I came back to Europe because I missed the European culture, the short distances to travel to discover different people, different histories, different foods. I missed the 2-hour flights between my home and “home” (Sibiu).

My home base is currently London where I intend to spend some time and get to know this beautiful and vibrant city. I must find a job first, but before that, I must apply for that NIN special number that magically allows you to work and get paid in the UK. And then have a bank account to get paid into, which seems to be, so far, an insurmountable hurdle, due to missing proof of address for now. I did have some small victories along the way: the travel Oyster card, the library card, a UK mobile phone number, and a few replies to my frantic job searching efforts.

But dear Europe, you could have been a little bit more welcoming at Gatwick Airport (I had to drag my three suitcases by myself from one end of the airport to another, just because I didn’t have a coin to fit into the luggage carriers …). And dear London, you could also have been a little bit more welcoming and not stage an underground strike on exactly the day I was flying out to Sibiu. Welcome to Europe and to the possibility of a strike at any time!

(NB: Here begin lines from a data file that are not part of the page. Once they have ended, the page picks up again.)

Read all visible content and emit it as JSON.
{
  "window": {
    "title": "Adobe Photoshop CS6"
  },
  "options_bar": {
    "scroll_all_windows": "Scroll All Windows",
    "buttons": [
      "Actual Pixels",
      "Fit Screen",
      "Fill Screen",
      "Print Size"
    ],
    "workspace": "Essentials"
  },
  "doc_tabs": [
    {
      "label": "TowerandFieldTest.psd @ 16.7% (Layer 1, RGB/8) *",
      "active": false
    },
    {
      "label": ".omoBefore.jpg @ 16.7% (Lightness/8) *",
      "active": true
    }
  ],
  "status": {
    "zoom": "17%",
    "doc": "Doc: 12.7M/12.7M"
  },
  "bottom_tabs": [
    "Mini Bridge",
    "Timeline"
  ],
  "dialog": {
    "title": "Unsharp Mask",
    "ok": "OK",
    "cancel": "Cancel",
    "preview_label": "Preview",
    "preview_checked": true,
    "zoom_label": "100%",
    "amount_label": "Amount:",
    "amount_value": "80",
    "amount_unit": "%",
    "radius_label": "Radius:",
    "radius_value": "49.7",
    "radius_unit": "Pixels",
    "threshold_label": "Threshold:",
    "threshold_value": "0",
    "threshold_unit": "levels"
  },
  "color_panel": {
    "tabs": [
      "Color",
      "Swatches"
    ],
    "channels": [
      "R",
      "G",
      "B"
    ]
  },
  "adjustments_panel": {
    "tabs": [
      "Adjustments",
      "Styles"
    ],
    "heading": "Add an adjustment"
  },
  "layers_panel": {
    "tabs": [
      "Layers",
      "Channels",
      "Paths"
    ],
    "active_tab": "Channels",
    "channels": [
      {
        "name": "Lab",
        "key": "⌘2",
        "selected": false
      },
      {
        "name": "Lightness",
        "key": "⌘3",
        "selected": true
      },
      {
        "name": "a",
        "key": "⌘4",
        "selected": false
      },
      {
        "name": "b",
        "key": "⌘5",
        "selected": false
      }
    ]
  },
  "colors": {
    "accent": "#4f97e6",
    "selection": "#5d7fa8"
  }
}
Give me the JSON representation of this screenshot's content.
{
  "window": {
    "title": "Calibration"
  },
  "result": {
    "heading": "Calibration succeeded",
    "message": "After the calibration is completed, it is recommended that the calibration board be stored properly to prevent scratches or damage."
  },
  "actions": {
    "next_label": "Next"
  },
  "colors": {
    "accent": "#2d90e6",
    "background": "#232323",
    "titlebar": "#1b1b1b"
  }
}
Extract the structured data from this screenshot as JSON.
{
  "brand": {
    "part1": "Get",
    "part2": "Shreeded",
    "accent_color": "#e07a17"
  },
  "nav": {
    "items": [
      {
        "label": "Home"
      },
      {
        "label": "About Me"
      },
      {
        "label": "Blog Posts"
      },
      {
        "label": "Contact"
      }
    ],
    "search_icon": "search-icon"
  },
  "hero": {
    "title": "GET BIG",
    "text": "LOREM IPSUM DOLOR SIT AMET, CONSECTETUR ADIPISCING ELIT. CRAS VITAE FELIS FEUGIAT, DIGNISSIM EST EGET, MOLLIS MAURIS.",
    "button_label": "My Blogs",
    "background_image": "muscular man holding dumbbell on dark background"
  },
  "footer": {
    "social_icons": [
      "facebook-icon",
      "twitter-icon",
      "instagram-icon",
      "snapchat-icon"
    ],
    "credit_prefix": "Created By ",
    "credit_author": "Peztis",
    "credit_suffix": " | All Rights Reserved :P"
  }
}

Europe is diverse and different from one country to another, from one region to another. London is not the same in Harrow and Central London or Farnborough (some might argue that Farnborough is not even London). There are different people, different sorts of cars and roads and stores, but essentially, Europe has changed in the past decade and I am excited to start discovering it again. I will probably complain a bit about people driving on the wrong side of the road (yes, there is a reason for driving on the right side, because it’s the “right” side, no?), and also be a bit frustrated about learning (once again) new English words (such as pants and chips, which mean a completely different thing in England than in North America). I also might complain a bit about the high cost of living, although I should have been used to it by now, having lived in one of the most expensive cities in Canada for the past 5 years. Once I start work, I will probably complain a lot about spending hours in transit, because I won’t be able to afford living within walking distance from work anymore. And so many other things to complain about, like weather, and new coins to learn, and no friends close by, BUT, and this is the important part, I want to do this and I will put all my efforts into making it work somehow. I know that the pieces will eventually start to fall into place, one after another, maybe a job, then a few outings with colleagues, then becoming friends, then a bit of weekend travel to Amsterdam or Bruges, then a date in a museum or a bookstore, then a walk while it snows just in time for Christmas. And everything will come together nicely in this new life I’ve chosen for myself.

So, dear Europe, I am back home now. Be gentle and offer me all the opportunities I’ve dreamt about from the other side of the world. And let me enjoy it immensely.